As the consolidation process is connected with signing an agreement for secured debt, the consumer will have to guarantee this new amount with a collateral like his apartment or another type of real estate. If this collateral is highly evaluated, this will result in a lower monthly interest rate. But if the consumer falls behind with the new secured debt’s payments his property (or the material item, marked as a collateral) can be forcefully seized with a court order.
When choosing consolidation for debts, the consumer will have more time for disbursement. But the smaller the amount is and the longer the repayment period is, the higher gets the total monetary sum of the whole debt. Furthermore, the payments, which have to be paid per month, are fixed and not flexible, meaning the debtor cannot transfer only minimum amounts, but the full monthly sum negotiated prior to the formation of the contract.
Debt consolidation can also be implemented my borrowing unsecured debt, which can be beneficial for the consumer- debtor’s property will not be at risk when using an unsecured loan for the consolidation of debt. The negative feature is that this option is possible if a very good credit report is available. The grant of an unsecured debt is based and depends on consumer’s credit score and monthly wage income. Other cons are that when a consumer chooses unsecured debt consolidation, he either might not qualify (because of sterling credit lack) and also the interest percentage for monthly payments will be palpably higher.

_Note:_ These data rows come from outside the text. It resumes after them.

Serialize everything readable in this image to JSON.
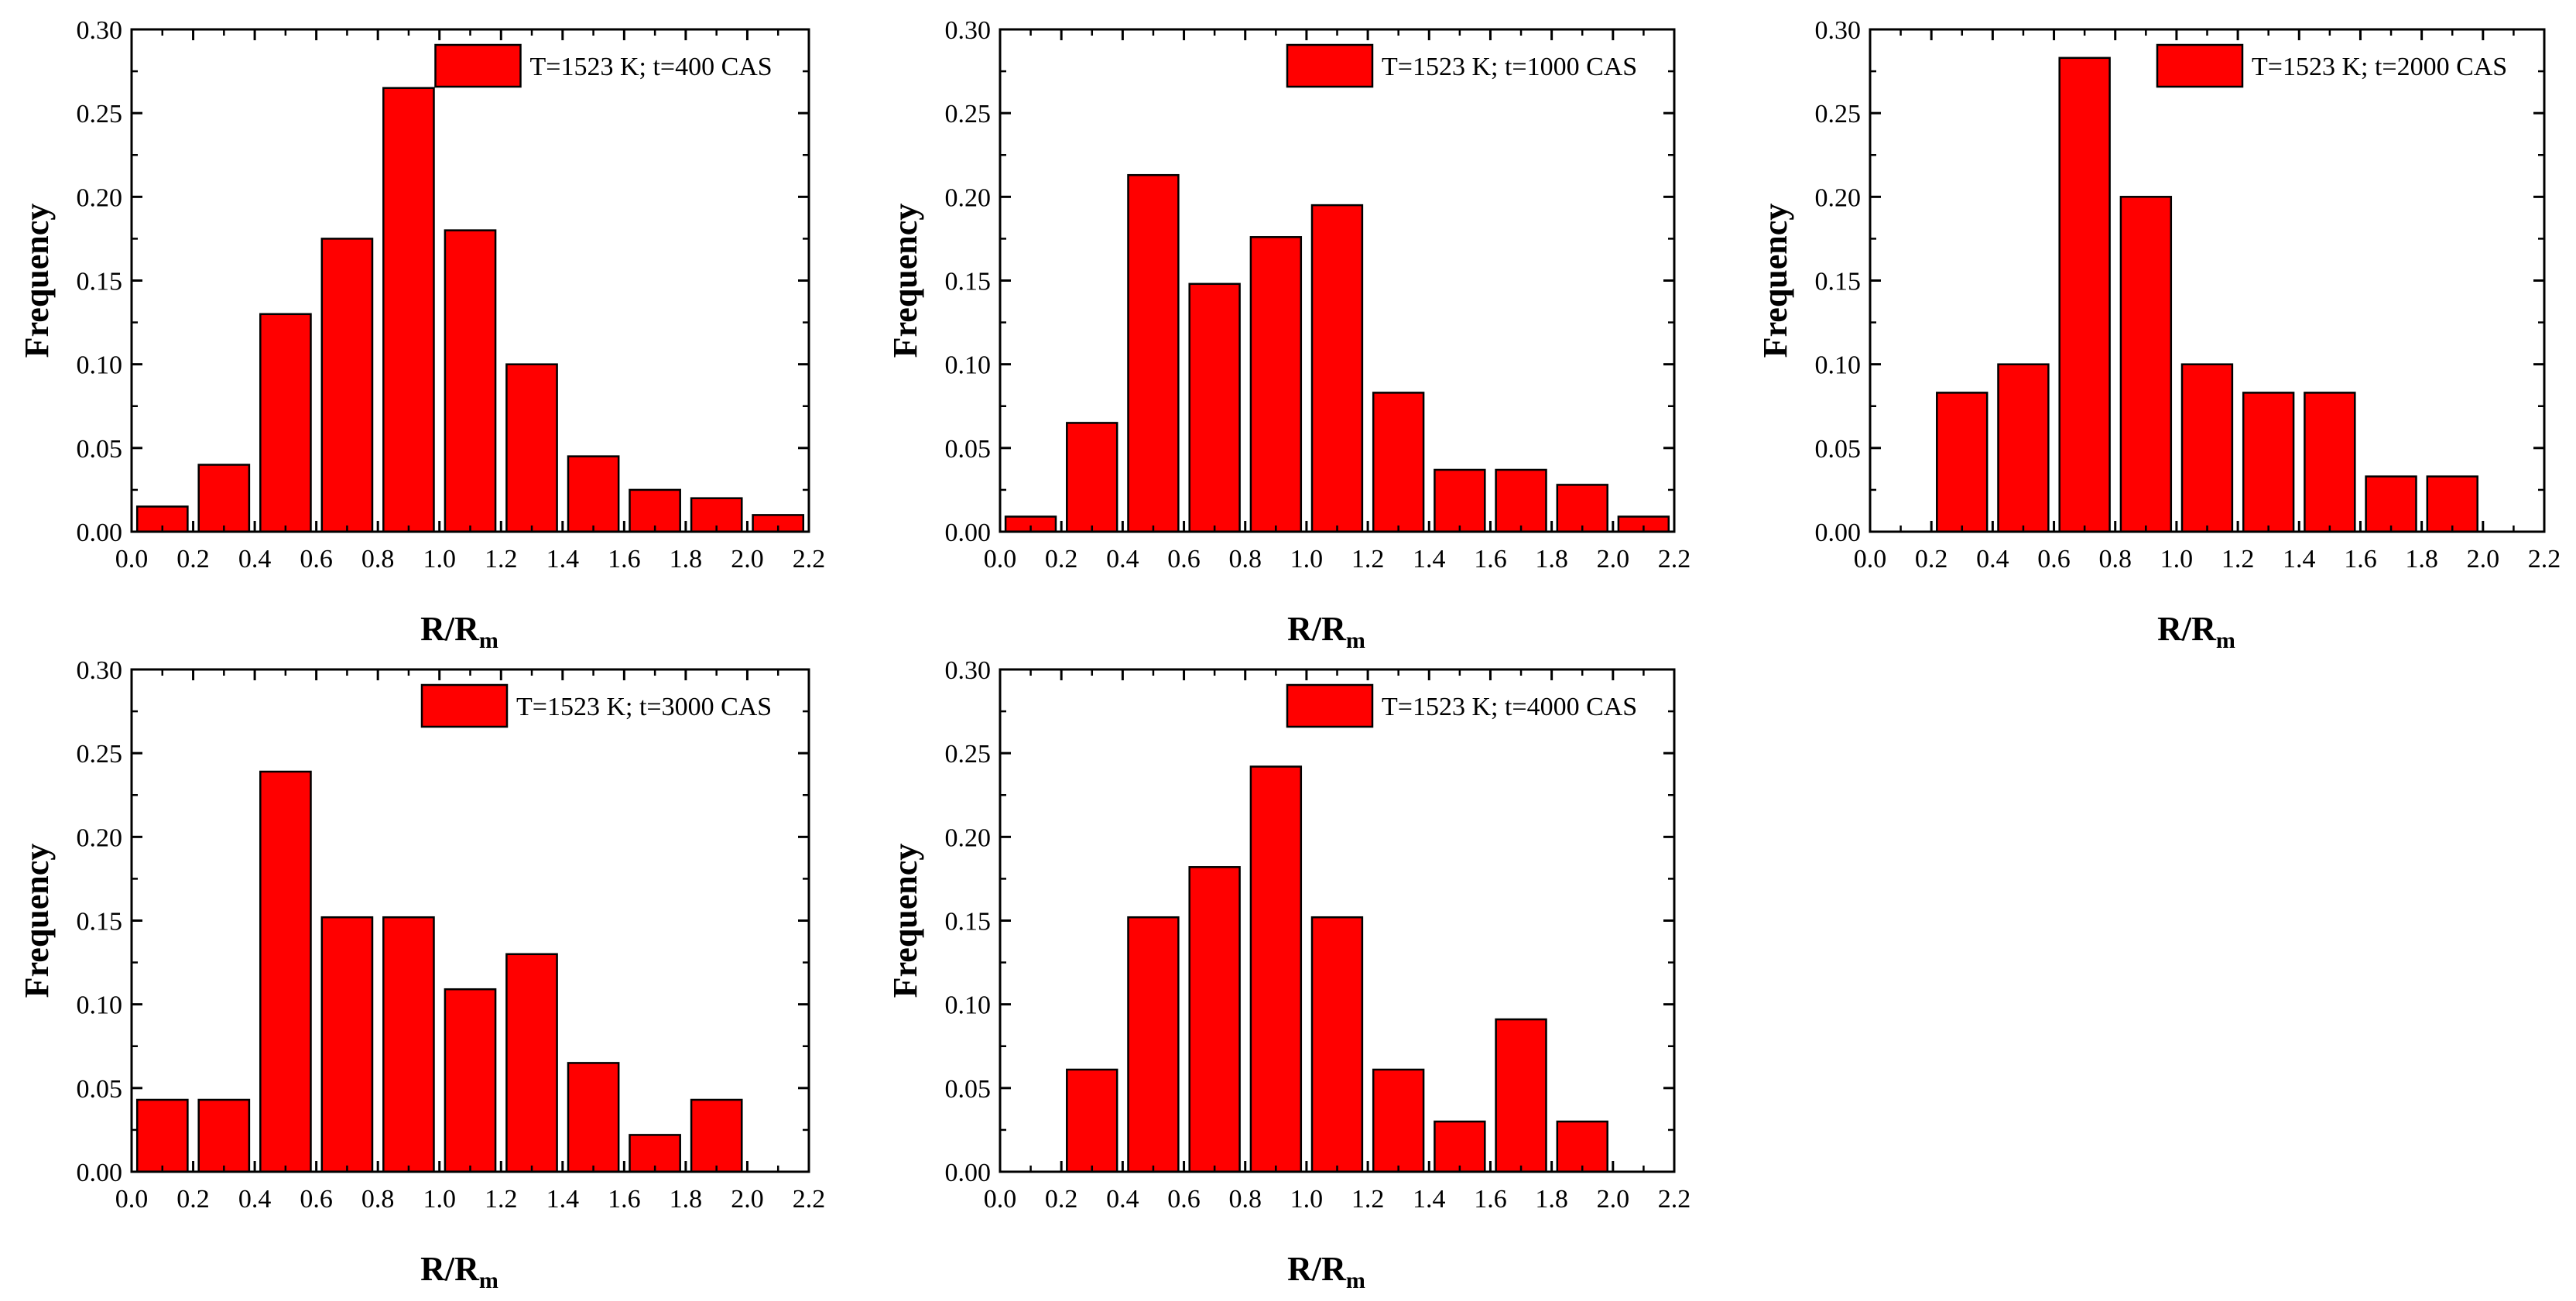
{
  "chart_data": [
    {
      "type": "bar",
      "title": "",
      "legend": "T=1523 K; t=400 CAS",
      "xlabel": "R/R",
      "xlabel_sub": "m",
      "ylabel": "Frequency",
      "xlim": [
        0.0,
        2.2
      ],
      "ylim": [
        0.0,
        0.3
      ],
      "xticks": [
        "0.0",
        "0.2",
        "0.4",
        "0.6",
        "0.8",
        "1.0",
        "1.2",
        "1.4",
        "1.6",
        "1.8",
        "2.0",
        "2.2"
      ],
      "yticks": [
        "0.00",
        "0.05",
        "0.10",
        "0.15",
        "0.20",
        "0.25",
        "0.30"
      ],
      "bin_centers": [
        0.1,
        0.3,
        0.5,
        0.7,
        0.9,
        1.1,
        1.3,
        1.5,
        1.7,
        1.9,
        2.1
      ],
      "values": [
        0.015,
        0.04,
        0.13,
        0.175,
        0.265,
        0.18,
        0.1,
        0.045,
        0.025,
        0.02,
        0.01
      ],
      "bar_color": "#ff0000",
      "legend_placement": "top-right"
    },
    {
      "type": "bar",
      "title": "",
      "legend": "T=1523 K; t=1000 CAS",
      "xlabel": "R/R",
      "xlabel_sub": "m",
      "ylabel": "Frequency",
      "xlim": [
        0.0,
        2.2
      ],
      "ylim": [
        0.0,
        0.3
      ],
      "xticks": [
        "0.0",
        "0.2",
        "0.4",
        "0.6",
        "0.8",
        "1.0",
        "1.2",
        "1.4",
        "1.6",
        "1.8",
        "2.0",
        "2.2"
      ],
      "yticks": [
        "0.00",
        "0.05",
        "0.10",
        "0.15",
        "0.20",
        "0.25",
        "0.30"
      ],
      "bin_centers": [
        0.1,
        0.3,
        0.5,
        0.7,
        0.9,
        1.1,
        1.3,
        1.5,
        1.7,
        1.9,
        2.1
      ],
      "values": [
        0.009,
        0.065,
        0.213,
        0.148,
        0.176,
        0.195,
        0.083,
        0.037,
        0.037,
        0.028,
        0.009
      ],
      "bar_color": "#ff0000",
      "legend_placement": "top-right"
    },
    {
      "type": "bar",
      "title": "",
      "legend": "T=1523 K; t=2000 CAS",
      "xlabel": "R/R",
      "xlabel_sub": "m",
      "ylabel": "Frequency",
      "xlim": [
        0.0,
        2.2
      ],
      "ylim": [
        0.0,
        0.3
      ],
      "xticks": [
        "0.0",
        "0.2",
        "0.4",
        "0.6",
        "0.8",
        "1.0",
        "1.2",
        "1.4",
        "1.6",
        "1.8",
        "2.0",
        "2.2"
      ],
      "yticks": [
        "0.00",
        "0.05",
        "0.10",
        "0.15",
        "0.20",
        "0.25",
        "0.30"
      ],
      "bin_centers": [
        0.3,
        0.5,
        0.7,
        0.9,
        1.1,
        1.3,
        1.5,
        1.7,
        1.9
      ],
      "values": [
        0.083,
        0.1,
        0.283,
        0.2,
        0.1,
        0.083,
        0.083,
        0.033,
        0.033
      ],
      "bar_color": "#ff0000",
      "legend_placement": "top-right"
    },
    {
      "type": "bar",
      "title": "",
      "legend": "T=1523 K; t=3000 CAS",
      "xlabel": "R/R",
      "xlabel_sub": "m",
      "ylabel": "Frequency",
      "xlim": [
        0.0,
        2.2
      ],
      "ylim": [
        0.0,
        0.3
      ],
      "xticks": [
        "0.0",
        "0.2",
        "0.4",
        "0.6",
        "0.8",
        "1.0",
        "1.2",
        "1.4",
        "1.6",
        "1.8",
        "2.0",
        "2.2"
      ],
      "yticks": [
        "0.00",
        "0.05",
        "0.10",
        "0.15",
        "0.20",
        "0.25",
        "0.30"
      ],
      "bin_centers": [
        0.1,
        0.3,
        0.5,
        0.7,
        0.9,
        1.1,
        1.3,
        1.5,
        1.7,
        1.9
      ],
      "values": [
        0.043,
        0.043,
        0.239,
        0.152,
        0.152,
        0.109,
        0.13,
        0.065,
        0.022,
        0.043
      ],
      "bar_color": "#ff0000",
      "legend_placement": "top-right"
    },
    {
      "type": "bar",
      "title": "",
      "legend": "T=1523 K; t=4000 CAS",
      "xlabel": "R/R",
      "xlabel_sub": "m",
      "ylabel": "Frequency",
      "xlim": [
        0.0,
        2.2
      ],
      "ylim": [
        0.0,
        0.3
      ],
      "xticks": [
        "0.0",
        "0.2",
        "0.4",
        "0.6",
        "0.8",
        "1.0",
        "1.2",
        "1.4",
        "1.6",
        "1.8",
        "2.0",
        "2.2"
      ],
      "yticks": [
        "0.00",
        "0.05",
        "0.10",
        "0.15",
        "0.20",
        "0.25",
        "0.30"
      ],
      "bin_centers": [
        0.3,
        0.5,
        0.7,
        0.9,
        1.1,
        1.3,
        1.5,
        1.7,
        1.9
      ],
      "values": [
        0.061,
        0.152,
        0.182,
        0.242,
        0.152,
        0.061,
        0.03,
        0.091,
        0.03
      ],
      "bar_color": "#ff0000",
      "legend_placement": "top-right"
    }
  ]
}
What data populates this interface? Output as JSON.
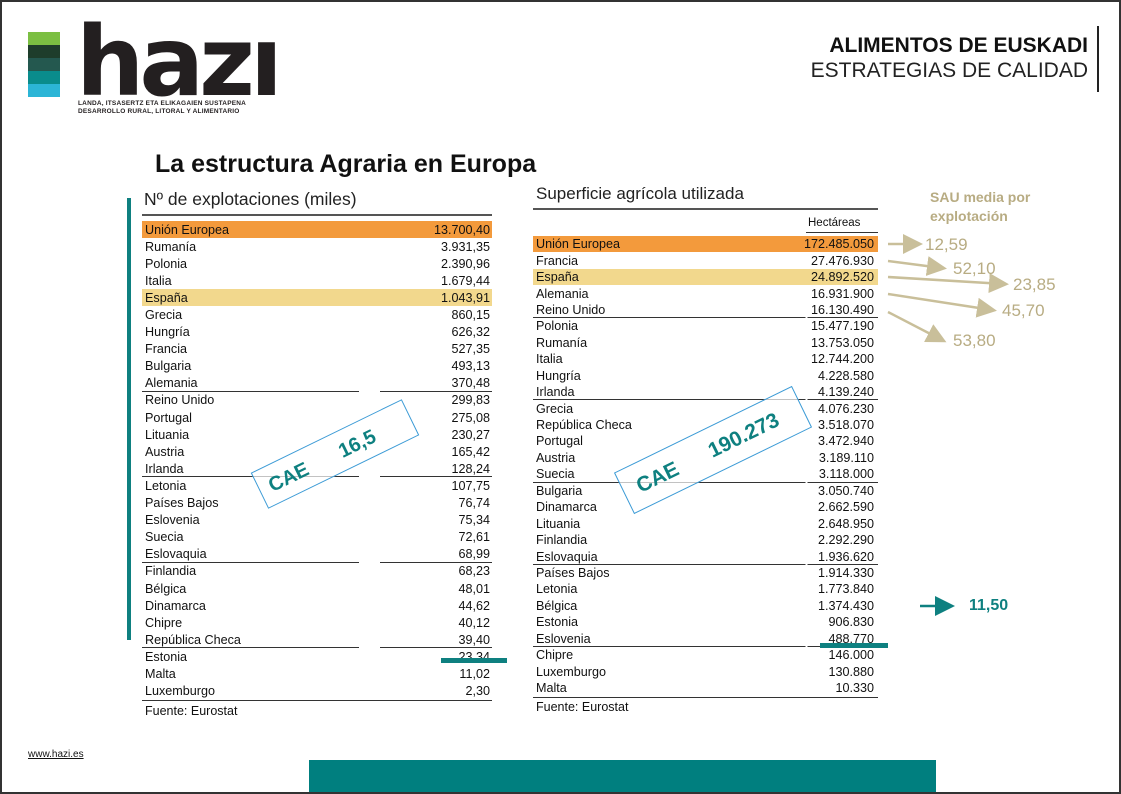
{
  "header": {
    "line1": "ALIMENTOS DE EUSKADI",
    "line2": "ESTRATEGIAS DE CALIDAD"
  },
  "logo": {
    "word": "hazı",
    "sub1": "LANDA, ITSASERTZ ETA ELIKAGAIEN SUSTAPENA",
    "sub2": "DESARROLLO RURAL, LITORAL Y ALIMENTARIO",
    "colors": [
      "#7bbf42",
      "#1e3d2b",
      "#24584f",
      "#0a8c8c",
      "#2cb5d6"
    ]
  },
  "title": "La estructura Agraria en Europa",
  "table1": {
    "title": "Nº de explotaciones (miles)",
    "rows": [
      {
        "name": "Unión Europea",
        "value": "13.700,40"
      },
      {
        "name": "Rumanía",
        "value": "3.931,35"
      },
      {
        "name": "Polonia",
        "value": "2.390,96"
      },
      {
        "name": "Italia",
        "value": "1.679,44"
      },
      {
        "name": "España",
        "value": "1.043,91"
      },
      {
        "name": "Grecia",
        "value": "860,15"
      },
      {
        "name": "Hungría",
        "value": "626,32"
      },
      {
        "name": "Francia",
        "value": "527,35"
      },
      {
        "name": "Bulgaria",
        "value": "493,13"
      },
      {
        "name": "Alemania",
        "value": "370,48"
      },
      {
        "name": "Reino Unido",
        "value": "299,83"
      },
      {
        "name": "Portugal",
        "value": "275,08"
      },
      {
        "name": "Lituania",
        "value": "230,27"
      },
      {
        "name": "Austria",
        "value": "165,42"
      },
      {
        "name": "Irlanda",
        "value": "128,24"
      },
      {
        "name": "Letonia",
        "value": "107,75"
      },
      {
        "name": "Países Bajos",
        "value": "76,74"
      },
      {
        "name": "Eslovenia",
        "value": "75,34"
      },
      {
        "name": "Suecia",
        "value": "72,61"
      },
      {
        "name": "Eslovaquia",
        "value": "68,99"
      },
      {
        "name": "Finlandia",
        "value": "68,23"
      },
      {
        "name": "Bélgica",
        "value": "48,01"
      },
      {
        "name": "Dinamarca",
        "value": "44,62"
      },
      {
        "name": "Chipre",
        "value": "40,12"
      },
      {
        "name": "República Checa",
        "value": "39,40"
      },
      {
        "name": "Estonia",
        "value": "23,34"
      },
      {
        "name": "Malta",
        "value": "11,02"
      },
      {
        "name": "Luxemburgo",
        "value": "2,30"
      }
    ],
    "source": "Fuente: Eurostat",
    "cae_label": "CAE",
    "cae_value": "16,5"
  },
  "table2": {
    "title": "Superficie agrícola utilizada",
    "unit": "Hectáreas",
    "rows": [
      {
        "name": "Unión Europea",
        "value": "172.485.050"
      },
      {
        "name": "Francia",
        "value": "27.476.930"
      },
      {
        "name": "España",
        "value": "24.892.520"
      },
      {
        "name": "Alemania",
        "value": "16.931.900"
      },
      {
        "name": "Reino Unido",
        "value": "16.130.490"
      },
      {
        "name": "Polonia",
        "value": "15.477.190"
      },
      {
        "name": "Rumanía",
        "value": "13.753.050"
      },
      {
        "name": "Italia",
        "value": "12.744.200"
      },
      {
        "name": "Hungría",
        "value": "4.228.580"
      },
      {
        "name": "Irlanda",
        "value": "4.139.240"
      },
      {
        "name": "Grecia",
        "value": "4.076.230"
      },
      {
        "name": "República Checa",
        "value": "3.518.070"
      },
      {
        "name": "Portugal",
        "value": "3.472.940"
      },
      {
        "name": "Austria",
        "value": "3.189.110"
      },
      {
        "name": "Suecia",
        "value": "3.118.000"
      },
      {
        "name": "Bulgaria",
        "value": "3.050.740"
      },
      {
        "name": "Dinamarca",
        "value": "2.662.590"
      },
      {
        "name": "Lituania",
        "value": "2.648.950"
      },
      {
        "name": "Finlandia",
        "value": "2.292.290"
      },
      {
        "name": "Eslovaquia",
        "value": "1.936.620"
      },
      {
        "name": "Países Bajos",
        "value": "1.914.330"
      },
      {
        "name": "Letonia",
        "value": "1.773.840"
      },
      {
        "name": "Bélgica",
        "value": "1.374.430"
      },
      {
        "name": "Estonia",
        "value": "906.830"
      },
      {
        "name": "Eslovenia",
        "value": "488.770"
      },
      {
        "name": "Chipre",
        "value": "146.000"
      },
      {
        "name": "Luxemburgo",
        "value": "130.880"
      },
      {
        "name": "Malta",
        "value": "10.330"
      }
    ],
    "source": "Fuente: Eurostat",
    "cae_label": "CAE",
    "cae_value": "190.273"
  },
  "sau": {
    "heading1": "SAU media por",
    "heading2": "explotación",
    "values": [
      "12,59",
      "52,10",
      "23,85",
      "45,70",
      "53,80"
    ],
    "last": "11,50",
    "colors": {
      "arrows": "#c9bf9a",
      "text": "#b8ac83",
      "accent": "#0e8080"
    }
  },
  "footer": {
    "url": "www.hazi.es"
  }
}
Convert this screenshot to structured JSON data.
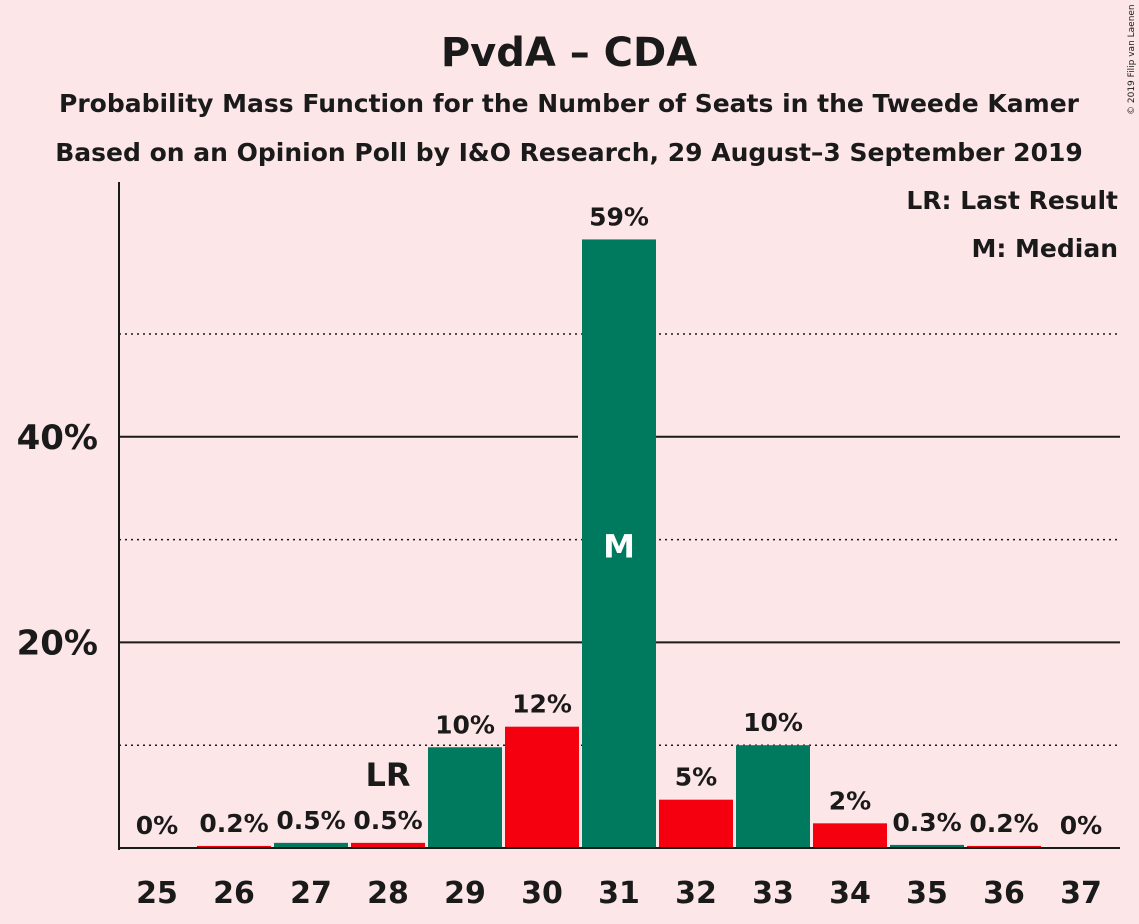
{
  "copyright": "© 2019 Filip van Laenen",
  "legend": {
    "last_result": "LR: Last Result",
    "median": "M: Median"
  },
  "markers": {
    "last_result_label": "LR",
    "last_result_seat": 28,
    "median_label": "M",
    "median_seat": 31
  },
  "colors": {
    "background": "#fce6e7",
    "green": "#007a5e",
    "red": "#f5000f",
    "text": "#1a1a1a"
  },
  "chart_data": {
    "type": "bar",
    "title": "PvdA – CDA",
    "subtitle": "Probability Mass Function for the Number of Seats in the Tweede Kamer",
    "subtitle2": "Based on an Opinion Poll by I&O Research, 29 August–3 September 2019",
    "xlabel": "",
    "ylabel": "",
    "ylim": [
      0,
      65
    ],
    "yticks_solid": [
      20,
      40
    ],
    "ytick_labels": [
      "20%",
      "40%"
    ],
    "ygrid_dotted": [
      10,
      30,
      50
    ],
    "categories": [
      "25",
      "26",
      "27",
      "28",
      "29",
      "30",
      "31",
      "32",
      "33",
      "34",
      "35",
      "36",
      "37"
    ],
    "values": [
      0,
      0.2,
      0.5,
      0.5,
      9.8,
      11.8,
      59.2,
      4.7,
      10.0,
      2.4,
      0.3,
      0.2,
      0
    ],
    "labels": [
      "0%",
      "0.2%",
      "0.5%",
      "0.5%",
      "10%",
      "12%",
      "59%",
      "5%",
      "10%",
      "2%",
      "0.3%",
      "0.2%",
      "0%"
    ],
    "bar_colors": [
      "green",
      "red",
      "green",
      "red",
      "green",
      "red",
      "green",
      "red",
      "green",
      "red",
      "green",
      "red",
      "green"
    ]
  }
}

The limitation period in the UK is determined by the Limitation Act 1980 (http://www.legislation.gov.uk/ukpga/1980/58) and is exactly 6 years. According to the Act, if the creditor hasn’t required a debt settlement within these 6 years, and hasn’t contacted the debtor in any way, the debt is considered as invalid and the case is ceased. After these six years, the creditor cannot start legal proceedings; the debt is named as “time-barred”; and the late period falls under the legal term “laches”, which refers to an inconsistent delay in pursuing the right to claim settlement of a debt amount. Such late attempts occur mostly when the default amount has been sold to a debt buyer or from one debt collection agency to another.
The Limitation Act also consists of a part, where personal injuries, defective products, or life-fatal accidents, etc. are considered as exceptions and may not comply with the Act. Such cases can be prolonged up to 3 more years on top of the original 6-years limitation period.
According to the Limitation Act 1980, there are some debts, which have no valid statute of limitation and cannot be collected by debt recovery agents. Such are the debts, deriving from unpaid taxes, healthcare and medical bills, student loans, unpaid child support taxes, etc., as all fall under the term government debts. They are reported straight to the UK credit bureau and are not collected by DCAs (Debt Collection Agencies), but by the government. Usually, the collection methods for such default amounts are either tax refund interception or wage garnishment (according to UK law, it cannot exceed 25% of debtor’s net monthly wage; but it can depend on the area of living and amount of monthly wage).